また、外国株式型ファンドの内訳をみると、引き続きグローバル株式や米国株式に投資する株式ファンドを中心に高水準の資金流入が見られますが、グローバルと米国への資金フローの動向が少し変わってきたようです。世界経済の不透明感が高まり、米テクノロジー株の値動きが不安定となる中で、米国株ファンドへの資金流入が減速傾向が見られます。新NISAがスタートした2024年は、米国株ファンドの資金流入が+6.6兆円だったのに対し、グローバル株ファンドは+4.9兆円にとどまっていました。2025年は4月までは米国株ファンドへの資金流入がグローバル株ファンドを上回っていましたが、その後は10カ月連続でグローバル株ファンドの資金流入額が米国株ファンドを上回っています。とりわけ、2026年に入ってグローバル株ファンドへの資金シフトがより顕著になっていることがグラフからも確認できるでしょう。グローバル株ファンドにおける地域配分で米国の次に欧州が大きいケースが多いことを勘案すれば、緩やかながらも米国から欧州への資金シフトが起きているとも言えそうです。今年1月には米国を除くグローバル株式に投資するファンドが2本新たに設定されていますが、これも欧州株へのアロケーションを通じた地域分散を期待する動きと考えられます。

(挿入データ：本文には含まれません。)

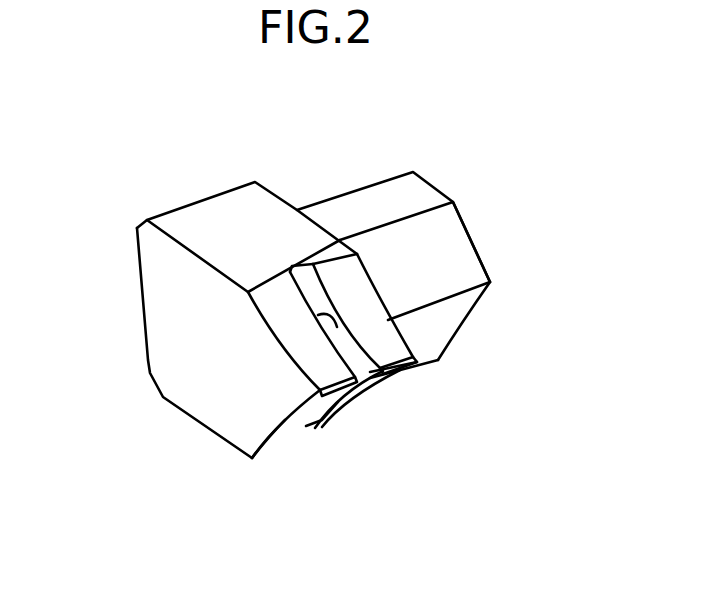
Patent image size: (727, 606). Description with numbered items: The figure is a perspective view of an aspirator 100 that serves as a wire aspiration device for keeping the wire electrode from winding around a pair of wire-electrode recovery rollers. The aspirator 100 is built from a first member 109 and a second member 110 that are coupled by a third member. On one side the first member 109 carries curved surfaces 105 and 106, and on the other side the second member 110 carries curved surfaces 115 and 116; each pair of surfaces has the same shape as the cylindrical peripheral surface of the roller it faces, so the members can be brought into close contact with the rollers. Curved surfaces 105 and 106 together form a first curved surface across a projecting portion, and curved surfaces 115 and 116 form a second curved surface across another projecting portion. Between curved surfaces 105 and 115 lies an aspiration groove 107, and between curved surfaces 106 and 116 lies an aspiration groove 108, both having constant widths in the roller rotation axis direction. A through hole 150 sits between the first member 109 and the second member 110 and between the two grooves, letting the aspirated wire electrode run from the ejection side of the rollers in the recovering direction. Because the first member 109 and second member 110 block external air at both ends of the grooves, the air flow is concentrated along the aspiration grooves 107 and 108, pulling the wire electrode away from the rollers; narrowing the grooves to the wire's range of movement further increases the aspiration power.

The aspirator 100 is at (196, 220).
The curved surface 105 is at (353, 293).
The aspiration groove 107 is at (310, 275).
The curved surface 115 is at (300, 338).
The through hole 150 is at (345, 345).
The first member 109 is at (413, 343).
The curved surface 106 is at (343, 405).
The aspiration groove 108 is at (332, 428).
The second member 110 is at (282, 415).
The curved surface 116 is at (306, 392).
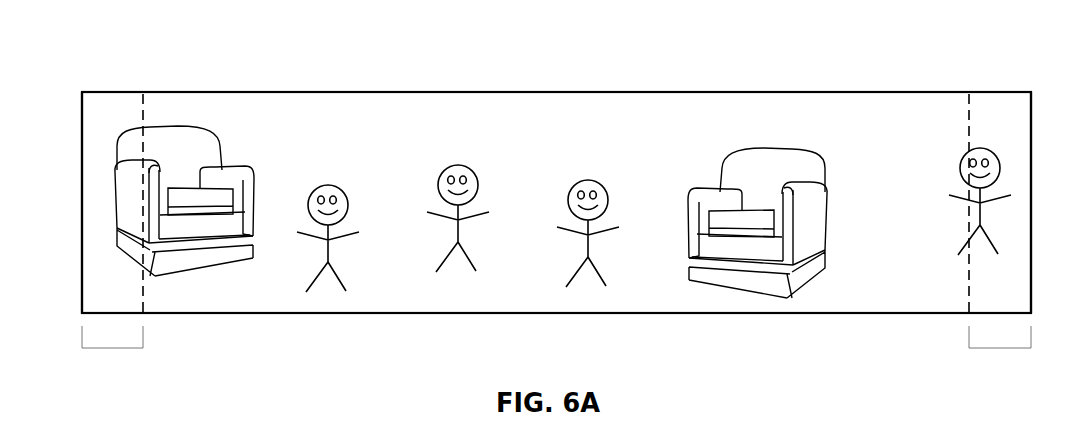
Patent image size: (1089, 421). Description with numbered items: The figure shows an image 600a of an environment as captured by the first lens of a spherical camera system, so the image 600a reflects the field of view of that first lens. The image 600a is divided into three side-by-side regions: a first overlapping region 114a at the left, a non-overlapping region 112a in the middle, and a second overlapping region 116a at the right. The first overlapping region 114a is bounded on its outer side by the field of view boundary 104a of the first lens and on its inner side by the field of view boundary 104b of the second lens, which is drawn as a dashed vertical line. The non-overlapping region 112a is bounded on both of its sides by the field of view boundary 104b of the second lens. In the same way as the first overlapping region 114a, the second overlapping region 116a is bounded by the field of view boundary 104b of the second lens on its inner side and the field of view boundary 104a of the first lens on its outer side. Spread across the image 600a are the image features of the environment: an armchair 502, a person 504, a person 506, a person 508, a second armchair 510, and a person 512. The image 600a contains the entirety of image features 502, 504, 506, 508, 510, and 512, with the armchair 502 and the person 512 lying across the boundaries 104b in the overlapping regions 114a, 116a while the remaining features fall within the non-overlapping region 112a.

外国株式型ファンド全体で見れば欧州株へのアロケーションが増えていると言えますが、欧州株ファンドに限って見れば、資金流入は限定的です。次のグラフに示したように、2月の欧州株ファンドの資金流入額は+46億円と13カ月連続の資金流入を記録したものの、1月の+101億円から減速しました。それでも、欧州株ファンドの残高は2月末時点で4300億円を超え、2015年12月以来10年超ぶりの高水準となっており、2月にも欧州株ファンド2本が新規設定されるなど、欧州株ファンドへの関心は引き続き強いようです。
なお、冒頭で指摘したように1月に資金流入額が増加する傾向にあるのは、NISAの年間投資枠が暦年でリセットされることが大きな理由となっています。とりわけ、つみたて投資枠の対象商品は1月の資金流入額が増加しているケースが多く、S&P500やMSCI全世界株式(ACWI)といった指数を対象としたインデックスファンドへの資金流入が目立っていました。このつみたて投資枠における指定株式指数ですが、昨年末に明らかになった与党の「令和8年度税制改正大綱」によれば、欧州株式の指数が単独で使用可能になるなど、いくつかの制度拡充も盛り込まれています。つみたて投資枠の対象年齢を撤廃する「こどもNISA」の創設は大きく報じられている通りですが、この対象商品の拡充は米国株からの地域分散をさらに促進する可能性を秘めています。具体的には、これまで他の指数との組み合わせでのみ活用できた欧州やアジア・太平洋地域の株式指数(下図の青枠内)に単独で連動する商品がつみたて投資枠で投資可能になることが見込まれています。欧州株のパフォーマンスが重要であることは言うまでもありませんが、こうした制度の拡充によって欧州株ファンドなどの品揃えが増え、投資家のポートフォリオの選択肢が広がることが期待されます。